Published Thursday, April 02, 2009
The Newnan Times-Herald
A group of Cowetans is joining the national Tax Day Tea Party protest effort -- and will be making protest posters Saturday at Sharpsburg Baptist Church for events planned in Newnan, Fayette and Atlanta.
Political demonstrations will be held across the United States on April 15, and some 10,000 people are expected to attend the Atlanta Tea Party at the state capitol. Protest events are being held in Newnan and Peachtree City earlier that day, said the local organizers.
Wendy Bloedt is the Coweta coordinator for the Atlanta Tea Party and, in addition to the poster-making event Saturday, is setting up a motor coach trip to the Atlanta Tea Party.
Anyone interested in working together on posters to take to the event can come to Sharpsburg Baptist from 9:30 a.m. to 11 p.m. You should bring your own poster-making supplies.

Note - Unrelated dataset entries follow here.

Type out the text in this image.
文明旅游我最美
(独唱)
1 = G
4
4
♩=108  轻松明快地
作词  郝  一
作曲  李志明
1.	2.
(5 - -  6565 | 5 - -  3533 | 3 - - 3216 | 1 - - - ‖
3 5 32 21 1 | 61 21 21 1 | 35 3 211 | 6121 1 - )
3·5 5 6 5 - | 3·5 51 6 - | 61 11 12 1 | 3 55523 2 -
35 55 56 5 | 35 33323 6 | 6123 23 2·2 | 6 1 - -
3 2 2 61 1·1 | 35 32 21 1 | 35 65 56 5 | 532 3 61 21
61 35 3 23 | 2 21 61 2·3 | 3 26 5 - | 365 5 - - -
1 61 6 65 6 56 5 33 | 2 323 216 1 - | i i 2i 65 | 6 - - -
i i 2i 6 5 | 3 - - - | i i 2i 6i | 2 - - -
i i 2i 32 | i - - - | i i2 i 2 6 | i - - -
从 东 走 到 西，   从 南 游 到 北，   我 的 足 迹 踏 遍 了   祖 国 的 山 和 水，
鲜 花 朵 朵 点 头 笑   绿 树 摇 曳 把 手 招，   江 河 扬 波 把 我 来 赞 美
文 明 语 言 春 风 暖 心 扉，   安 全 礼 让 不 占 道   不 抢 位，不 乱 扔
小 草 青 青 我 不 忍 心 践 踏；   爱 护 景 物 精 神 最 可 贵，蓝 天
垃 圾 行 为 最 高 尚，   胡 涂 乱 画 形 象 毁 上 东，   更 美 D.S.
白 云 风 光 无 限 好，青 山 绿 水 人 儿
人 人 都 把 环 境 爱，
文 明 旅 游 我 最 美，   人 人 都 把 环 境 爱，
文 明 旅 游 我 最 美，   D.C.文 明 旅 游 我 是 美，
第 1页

Bloedt asks that people RSVP so she will know how much donuts and coffee to bring to the church. You can call Bloedt at 678-898-0257 or e-mail ridethebuscoweta@hotmail.com . Bloedt has also set up a Web site at www.ridethebuscoweta.blogspot.com .
"I think it is just a great way for people to come together and be with like-minded individuals and discuss issues that are important to them nationally and locally," Bloedt said of Saturday's event. "I believe that there are people out there who want to be involved and don't know what to do."
Bloedt has never really been politically involved before, but the events of the past several months have changed that.
It started when the first bailout bill, known as TARP, was being discussed last fall. "I am standing in my living room, screaming at my TV: 'This is crazy, are you kidding me?'" Bloedt said.
"It just became very disconcerting to me watching the news," she said. "The amount of money being spent ... it seems like there is no regard for what they are doing," she said.
"Over time I think I just got to a point where I said to myself -- 'this is enough and I have to do what I can to try to stop it.'"
She went to the first Atlanta Tea Party in February. It was cold and pouring down rain, but "I was just very motivated by the amount of people that I did see turn out for it," Bloedt said.
On her way home, she got to thinking. She knew a bigger event was coming up April 15, and "I was just trying to think of a way that I could make it easier for people in my community to be involved in that if they wanted to."
So she came up with the idea of renting a motor couch. "Not everyone wants to drive downtown," Bloedt said. Plus, "it would be very nice for people who all feel the same way to be able to gather together and share their opinions together."
With so much work ahead, she recruited her mom, Judy Whitwood, to help out.
"I'm 60 years old and becoming politically involved ... because of my grandchildren," Whitwood said.
"I have never protested before," said Bloedt. "I'm just a little soccer mom sitting down here in Sharpsburg. I knew mom had the same concerns that I had," she said. "And we both had the time to devote to it, so it was just a perfect match."
If anyone else would like to "help us, and do some footwork for us to get the word out, we will be happy to talk to them," Bloedt said.
The national debt is working out to $161,000 per person, right now, Whitwood said. "Stay tuned. In 30 minutes, you're going to hear something else," she said. "Every day it is something else -- just stop the spending."
The deadline for reserving a seat on the bus is April 11. Bloedt will need enough people to sign up to cover the cost of the bus, and if there are not enough participants, money will be refunded, she said.
You can reserve your seat on www.ridethebuscoweta.blogspot.com through a secure, third-party server. Or you can call 678-898-0257.
Tickets are $20. The bus will have a restroom, and each seat has its own video screen.
There will be a meet-and-greet April 15 starting at 4:45 p.m. at the Coweta County Fairgrounds, and the bus will pull out at 5:30.
Fox News' Sean Hannity will be broadcasting live from the Atlanta Tea Party, Bloedt said.
For more information about the Tea Party event in Newnan, contact Chip Coursey at Chip@courseyproperties.com or call 770-296-4748. The Peachtree City coordinator is Cindy Fallon, cwfallon@bellsouth.net .
The event hearkens back to the days of the Boston Tea Party, and tea also stands for "taxed enough already."
Participants are encouraged to bring tea bags to the event, as well as signs, though signs can't have wooden stakes.
The event is "not an anti-Obama demonstration," Bloedt said. It's for everyone in Washington.
"It is a non-partisan demonstration," Bloedt said. "I believe there are just as many conservative Democrats out there as there are conservative Republicans and conservative Independents that are all in the same boat together."